En 1995, Jacqueline Bresnu avait cédé trois carnets de dessins de Picasso à Beniamino Levi, un marchand italien, en lui affirmant qu'elle ne possédait plus rien du maître, a rapporté « Le Parisien ».
Morte sans laisser de testament, Jacqueline Bresnu possédait toutefois encore une trentaine de dessins, céramiques et montres de Picasso, un ensemble qui devait être vendu à Drouot en décembre 2010 en faveur de six héritiers identifiés, dont les époux Le Guennec, une vente qui fut bloquée en raison de l'affaire concernant l'ancien électricien qui avait éclaté quelques semaines plus tôt.
Rapidement, la police en est venue à soupçonner une collusion entre « Nounours » et son cousin lesquels avaient été tous deux en possession de près de 500 œuvres de Picasso, un nombre apparemment trop énorme pour justifier simplement des cadeaux de la part du maître mort à 92 ans.

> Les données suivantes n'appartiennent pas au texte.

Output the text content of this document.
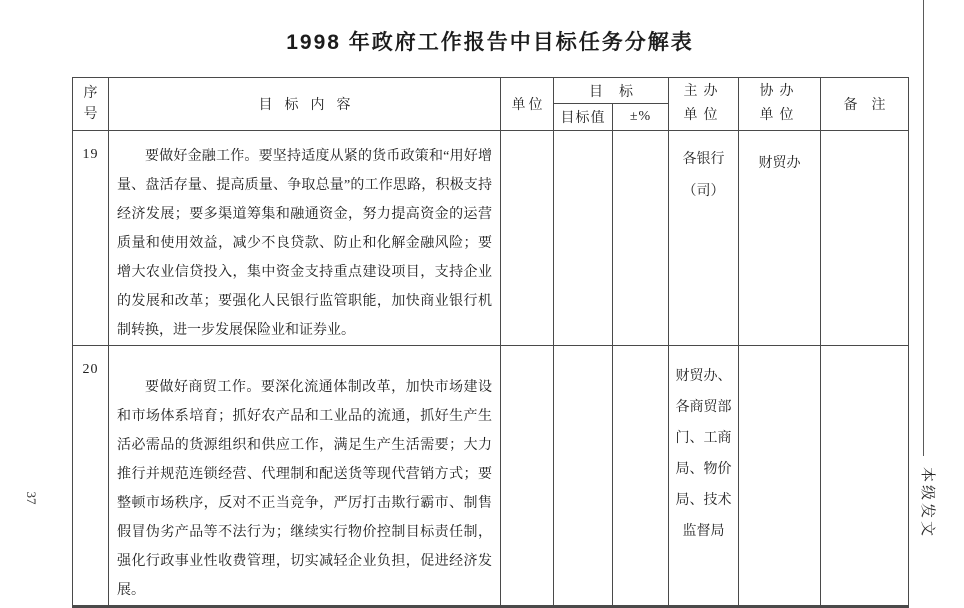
1998 年政府工作报告中目标任务分解表
序号	目标内容	单位	目标		主办单位	协办单位	备注
			目标值	±%			
19	要做好金融工作。要坚持适度从紧的货币政策和“用好增量、盘活存量、提高质量、争取总量”的工作思路，积极支持经济发展；要多渠道筹集和融通资金，努力提高资金的运营质量和使用效益，减少不良贷款、防止和化解金融风险；要增大农业信贷投入，集中资金支持重点建设项目，支持企业的发展和改革；要强化人民银行监管职能，加快商业银行机制转换，进一步发展保险业和证券业。				各银行（司）	财贸办	
20	要做好商贸工作。要深化流通体制改革，加快市场建设和市场体系培育；抓好农产品和工业品的流通，抓好生产生活必需品的货源组织和供应工作，满足生产生活需要；大力推行并规范连锁经营、代理制和配送货等现代营销方式；要整顿市场秩序，反对不正当竞争，严厉打击欺行霸市、制售假冒伪劣产品等不法行为；继续实行物价控制目标责任制，强化行政事业性收费管理，切实减轻企业负担，促进经济发展。				财贸办、各商贸部门、工商局、物价局、技术监督局			本级发文
37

Les soupçons de la police ont été notamment renforcés par les affirmations d'un témoin d'originaire portugaise qui avait travaillé comme employé du couple Bresnu entre 1988 et 1991 puis de Jacqueline Bresnu jusqu'en 1996, lequel a signalé que ses employeurs ne lui avait pas caché avoir volé les œuvres qu'ils possédaient. « J'ai donc travaillé durant huit ans pour les plus grands voleurs de la France contemporaine », se serait-il laissé à dire aux enquêteurs en ajoutant qu'il entendait se porter partie civile pour n'avoir pas reçu ses émoluments de la part de ses employeurs d'après « Le Parisien ».

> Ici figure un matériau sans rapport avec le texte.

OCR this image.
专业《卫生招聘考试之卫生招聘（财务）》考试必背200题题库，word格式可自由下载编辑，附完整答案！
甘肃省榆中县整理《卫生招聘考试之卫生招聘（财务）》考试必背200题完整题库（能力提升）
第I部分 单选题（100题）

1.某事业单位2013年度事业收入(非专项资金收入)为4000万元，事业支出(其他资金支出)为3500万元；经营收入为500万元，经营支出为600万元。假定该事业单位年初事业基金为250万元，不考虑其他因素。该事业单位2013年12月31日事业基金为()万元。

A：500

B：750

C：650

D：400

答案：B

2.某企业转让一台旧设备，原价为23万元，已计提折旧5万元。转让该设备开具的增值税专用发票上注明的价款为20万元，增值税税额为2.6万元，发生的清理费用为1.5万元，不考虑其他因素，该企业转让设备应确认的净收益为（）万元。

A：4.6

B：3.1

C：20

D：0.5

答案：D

Un fait a semblé plaider en défaveur des collections Bresnu et Le Guennec, à savoir que tous deux ont eu de nombreuses œuvres de Picasso non signées. Or, quand le maître offrait une œuvre il y apposait sa signature, l'absence de son paraphe sur un dessin ou une toile constituant pour ceux qui le connaissaient une assurance contre le vol.
M° Charles-Etienne Gudin, le nouvel avocat de Pierre Le Guennec aujourd'hui âgé de 71 ans, a indiqué pour sa part que Picasso était en guerre contre ses enfants à la fin de sa vie et qu'il s'était vengé d'eux en lui offrant via sa femme Jacqueline de nombreuses œuvres. Il a ajouté que son client ne pouvait pas être poursuivi pour recel du fait qu'on ne pouvait être receleur de son propre vol si encore la justice pouvait prouver un quelconque vol d'autant plus qu'il y avait prescription en la matière.

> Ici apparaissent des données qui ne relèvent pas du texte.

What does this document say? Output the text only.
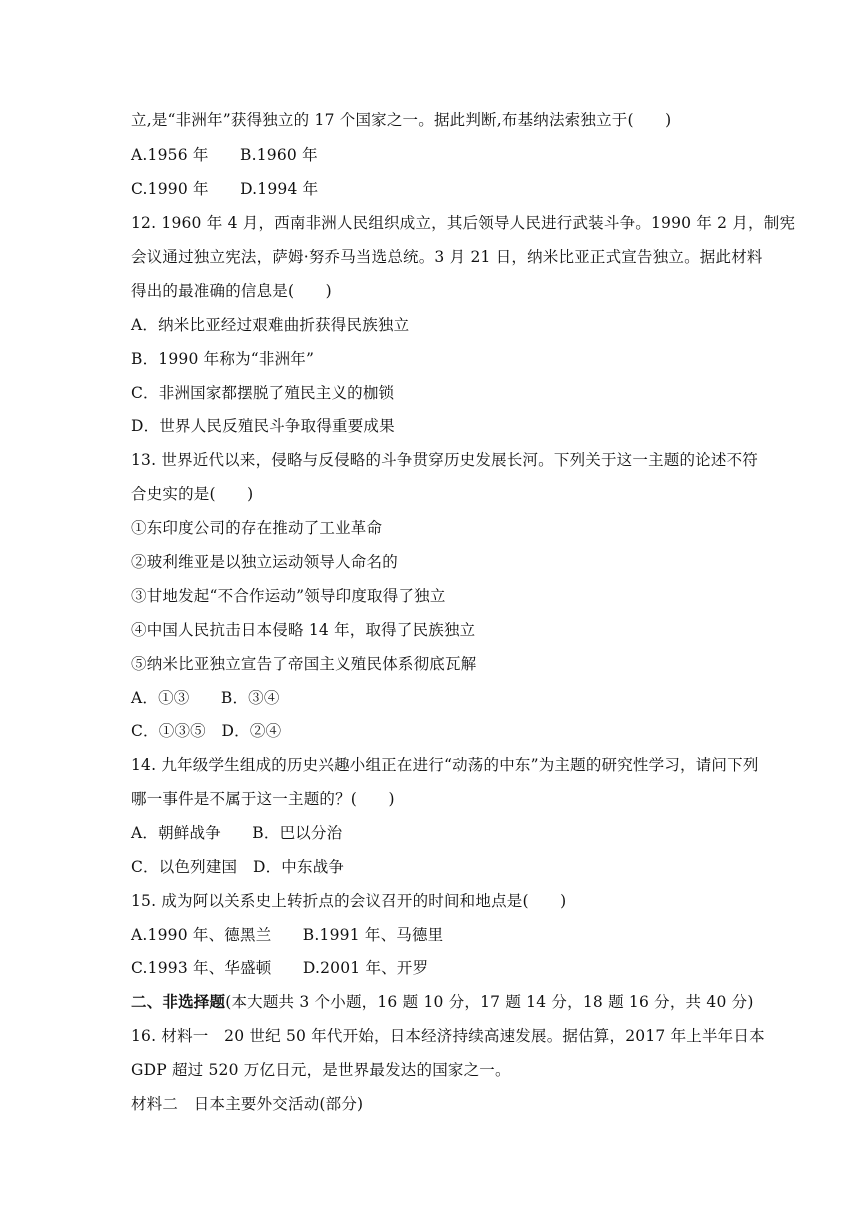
立,是“非洲年”获得独立的 17 个国家之一。据此判断,布基纳法索独立于(　　)
A.1956 年　　B.1960 年
C.1990 年　　D.1994 年
12. 1960 年 4 月，西南非洲人民组织成立，其后领导人民进行武装斗争。1990 年 2 月，制宪
会议通过独立宪法，萨姆·努乔马当选总统。3 月 21 日，纳米比亚正式宣告独立。据此材料
得出的最准确的信息是(　　)
A．纳米比亚经过艰难曲折获得民族独立
B．1990 年称为“非洲年”
C．非洲国家都摆脱了殖民主义的枷锁
D．世界人民反殖民斗争取得重要成果
13. 世界近代以来，侵略与反侵略的斗争贯穿历史发展长河。下列关于这一主题的论述不符
合史实的是(　　)
①东印度公司的存在推动了工业革命
②玻利维亚是以独立运动领导人命名的
③甘地发起“不合作运动”领导印度取得了独立
④中国人民抗击日本侵略 14 年，取得了民族独立
⑤纳米比亚独立宣告了帝国主义殖民体系彻底瓦解
A．①③　　B．③④
C．①③⑤　D．②④
14. 九年级学生组成的历史兴趣小组正在进行“动荡的中东”为主题的研究性学习，请问下列
哪一事件是不属于这一主题的？(　　)
A．朝鲜战争　　B．巴以分治
C．以色列建国　D．中东战争
15. 成为阿以关系史上转折点的会议召开的时间和地点是(　　)
A.1990 年、德黑兰　　B.1991 年、马德里
C.1993 年、华盛顿　　D.2001 年、开罗
二、非选择题(本大题共 3 个小题，16 题 10 分，17 题 14 分，18 题 16 分，共 40 分)
16. 材料一　20 世纪 50 年代开始，日本经济持续高速发展。据估算，2017 年上半年日本
GDP 超过 520 万亿日元，是世界最发达的国家之一。
材料二　日本主要外交活动(部分)
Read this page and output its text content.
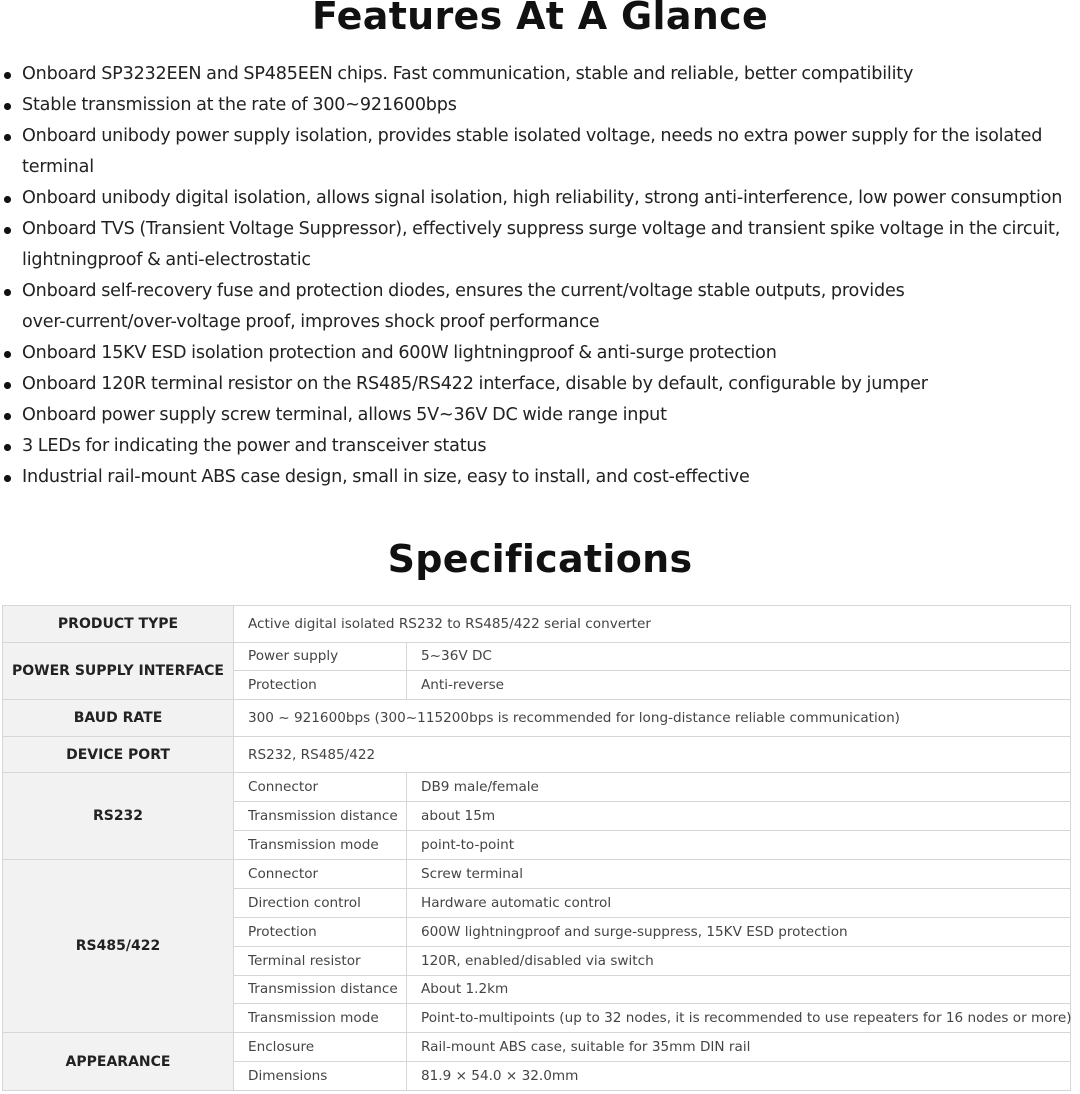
Features At A Glance
Onboard SP3232EEN and SP485EEN chips. Fast communication, stable and reliable, better compatibility
Stable transmission at the rate of 300~921600bps
Onboard unibody power supply isolation, provides stable isolated voltage, needs no extra power supply for the isolated
terminal
Onboard unibody digital isolation, allows signal isolation, high reliability, strong anti-interference, low power consumption
Onboard TVS (Transient Voltage Suppressor), effectively suppress surge voltage and transient spike voltage in the circuit,
lightningproof & anti-electrostatic
Onboard self-recovery fuse and protection diodes, ensures the current/voltage stable outputs, provides
over-current/over-voltage proof, improves shock proof performance
Onboard 15KV ESD isolation protection and 600W lightningproof & anti-surge protection
Onboard 120R terminal resistor on the RS485/RS422 interface, disable by default, configurable by jumper
Onboard power supply screw terminal, allows 5V~36V DC wide range input
3 LEDs for indicating the power and transceiver status
Industrial rail-mount ABS case design, small in size, easy to install, and cost-effective
Specifications
PRODUCT TYPE	Active digital isolated RS232 to RS485/422 serial converter	
POWER SUPPLY INTERFACE	Power supply	5~36V DC
	Protection	Anti-reverse
BAUD RATE	300 ~ 921600bps (300~115200bps is recommended for long-distance reliable communication)	
DEVICE PORT	RS232, RS485/422	
RS232	Connector	DB9 male/female
	Transmission distance	about 15m
	Transmission mode	point-to-point
RS485/422	Connector	Screw terminal
	Direction control	Hardware automatic control
	Protection	600W lightningproof and surge-suppress, 15KV ESD protection
	Terminal resistor	120R, enabled/disabled via switch
	Transmission distance	About 1.2km
	Transmission mode	Point-to-multipoints (up to 32 nodes, it is recommended to use repeaters for 16 nodes or more)
APPEARANCE	Enclosure	Rail-mount ABS case, suitable for 35mm DIN rail
	Dimensions	81.9 × 54.0 × 32.0mm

Pour les enquêteurs, la question s'est désormais posée de savoir si Picasso, âgé de 86 ans en 1967, n'aurait pas été sujet à des absences ou des accès de folie pour offrir tant d'œuvres à son chauffeur et à son électricien entré à son service trois ans plus tard ou si les deux cousins, profitant de leur position, n'auraient pas abusé de son grand âge pour le spolier allègrement.